Non ci sono ancora certezze sulle cause dell’incidente aereo avvenuto nella mattina di Domenica 10 Marzo in Etiopia, quando un Boeing 737 Max della Ethiopian Airlines con 157 passeggeri a bordo si è schiantato a terra subito dopo il decollo dall’aeroporto di Addis Abeba. Per adesso gli unici dati a disposizione sono quelli riguardanti l’altitudine, la velocità rispetto al suolo, e la velocità verticale dell’aereo dal decollo fino a un paio di minuti prima dello schianto, riportati dal portale Flightradar24. Proprio i dati relativi alla velocità verticale sembrano presentare delle anomalie, con una velocità fortemente instabile nei primissimi minuti dopo il decollo.

Ethiopian Airlines ET302 (10 March 2019): altitude, ground speed, vertical speed

Ethiopian Airlines ET302 (10 March 2019): altitude, ground speed, vertical speed. Courtesy: FlightRadar24

Appena 5 mesi fa, il 29 ottobre scorso, un incidente aveva coinvolto un altro Boeing 737 Max: decollato da Jakarta, in Indonesia, precipitò in mare tredici minuti dopo. Le indagini non sono ancora concluse, ma i rapporti preliminari delle autorità indonesiane descrivono l’accaduto come una lunga lotta tra il pilota e uno dei sistemi di sicurezza automatici di bordo, installato per evitare stalli dell’aereo, soprattutto nelle fasi di decollo e atterraggio. Nel rapporto si legge che per 26 volte in 10 minuti il sistema ha autonomamente diretto la rotta dell’aereo verso il basso, costringendo il comandante a riportare su l’aereo manualmente. Questa ricostruzione evidenzierebbe un conflitto tra il pilota e i sistemi automatizzati di bordo.

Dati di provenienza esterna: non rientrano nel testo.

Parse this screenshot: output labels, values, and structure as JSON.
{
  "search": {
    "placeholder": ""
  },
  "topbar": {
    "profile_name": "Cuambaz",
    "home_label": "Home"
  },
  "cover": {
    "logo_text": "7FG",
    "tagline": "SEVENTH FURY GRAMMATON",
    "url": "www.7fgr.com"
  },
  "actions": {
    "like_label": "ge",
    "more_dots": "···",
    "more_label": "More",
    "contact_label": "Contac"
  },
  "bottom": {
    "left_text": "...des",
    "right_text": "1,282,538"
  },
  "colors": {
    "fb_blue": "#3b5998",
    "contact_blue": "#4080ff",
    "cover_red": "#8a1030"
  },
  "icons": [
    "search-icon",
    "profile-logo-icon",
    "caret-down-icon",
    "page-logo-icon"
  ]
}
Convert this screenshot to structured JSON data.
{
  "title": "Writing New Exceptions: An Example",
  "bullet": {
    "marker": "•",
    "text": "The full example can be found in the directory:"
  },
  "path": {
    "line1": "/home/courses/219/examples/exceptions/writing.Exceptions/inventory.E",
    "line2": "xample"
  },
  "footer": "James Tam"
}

“È presto per dire se l’incidente in Etiopia sia riconducibile a cause simili a quello indonesiano. Ma entrambi gli incidenti ci interrogano sul rapporto tra automazione e prestazione umana, un tema più volte sollevato dopo altri disastri aerei e ferroviari, o dopo l’incidente che in Arizona ha coinvolto un’auto a guida autonoma” afferma Carlo Valbonesi, esperto di Sicurezza e Fattori Umani per Deep Blue. “Aumentare i livelli di automazione di per sé non aumenta i livelli di sicurezza. Bisogna lavorare sull’integrazione tra uomo e macchina: l’automazione deve saper comunicare con l’uomo, senza agire in solitaria. E serve un adattamento reciproco.” Lo sostiene anche Sidney Dekker, noto esperto in fattori umani: “l’automazione è un gioco di squadra”.

Che serva un adattamento alle nuove tecnologie lo dimostra questo grafico diffuso da Airbus. Appena dopo l’introduzione di nuovi aerei con tecnologie innovative, infatti, il numero di incidenti aumenta per poi diminuire progressivamente.

Commercial aviation accidents from 1958 to 2014. Courtesy: Airbus/Skybrary

Commercial aviation accidents from 1958 to 2014. Courtesy: Airbus/Skybrary

“La sicurezza non è solo questione di progettazione tecnologica. La tecnologia deve essere trasparente per l’operatore umano, ma spesso richiede un addestramento specifico. Senza di questo, i due sistemi non sono in grado di comunicare con efficienza” conclude Valbonesi.